NOVI LIGURE. Il centro di procreazione assistita dell’ospedale "San Giacomo" di Novi rappresenta certamente per la città e per l’azienda sanitaria alessandrina un punto di eccellenza.
Da oggi il centro ha anche una nuova collocazione: è stato trasferito dal piano terra al primo piano (ex reparto di ostetricia) dove si trovano anche altri ambulatori. “Il fatto di essere stati collocati in questo nuovo spazio è importante -spiega la dottoressa Elena Maccarini, biologa – perché è un luogo più riservato, adatto alle coppie che stanno cercando di avere un figlio e, solitamente, preferiscono non farsi vedere in ospedale”. Aggiunge Maccarini: “Il centro di fecondazione assistita novese supporta le coppie in modo, completo e nel caso in cui non si riesca ad ottenere i risultati sperati, continuiamo a seguire le pazienti anche nelle strutture di secondo livello”.
Sia l’ambulatorio sia il laboratorio ora si trovano nello stesso spazio “e questo certamente è positivo sia per noi che operiamo nel settore sia per le coppie”. Negli ultimi anni la richiesta di aiuto per avere un figlio da parte delle coppie è aumentata notevolmente. “Fino a un paio di anni fa continua Maccarini – l’ambulatorio era aperto un paio di volte a settimana, ora tutti i pomeriggi” Sono in media una quindicina le coppie alla settimana che si rivolgono agli specialisti del centro di fecondazione assistita del "San Giacomo". “Le coppie solitamente – prosegue Maccarini sono composte da persone di più di trent’anni che, prima di decidere di avere un figlio, hanno cercato una sistemazione lavorativa buona, ma la capacità riproduttiva cala con l’aumentare dell’età e dopo i 38 anni ciò diventa molto importante”.
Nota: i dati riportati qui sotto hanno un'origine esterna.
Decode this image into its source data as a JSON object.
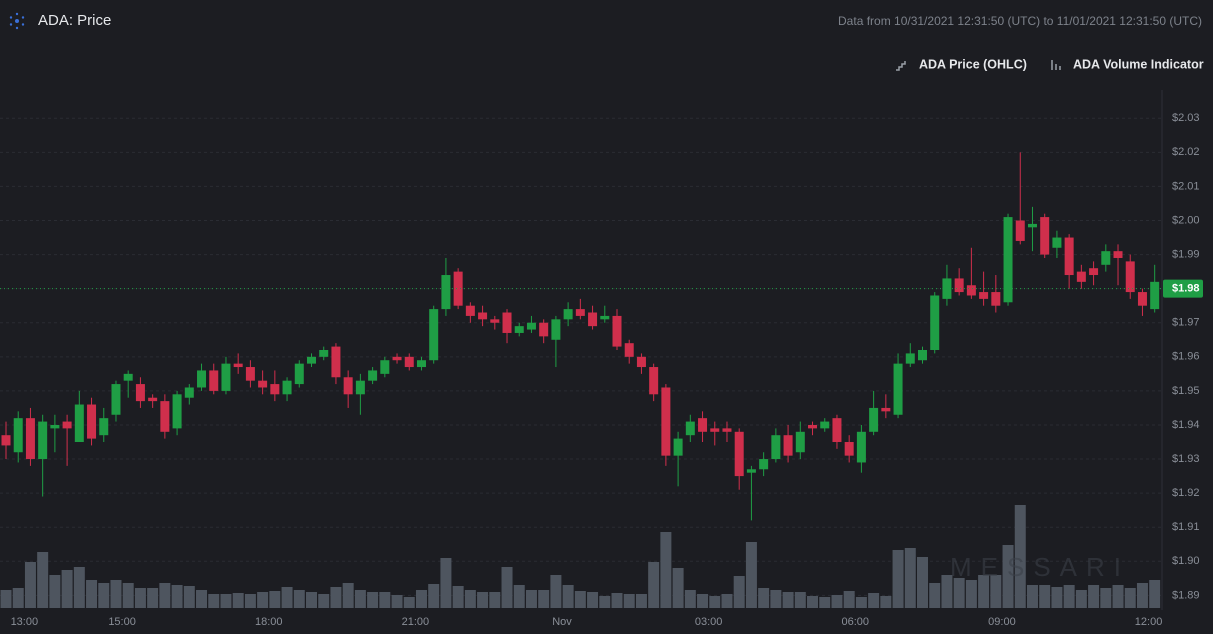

Purtroppo spesso, questo bimbo non arriva “e il nostro lavoro è proprio capire per quale motivo. A volte il problema è della donna, a volte dell’uomo. E ora fortunatamente il lavoro che svolgiamo è direttamente collegato con l’andrologo. A tale riguardo importantissimo è stato lo studio effettuato nei mesi scorsi con gli studenti delle scuole superiori di Novi. Tanti ragazzi hanno avuto l’opportunità di fare una visita andrologica e curare per tempo patologie che avrebbero potuto portare all’infertilità”. Compito di un centro di primo livello come quello del nosocomio novese è quello di studiare la coppia infertile, di proporre le eventuali terapie mediche o chirurgiche perla risoluzione del problema.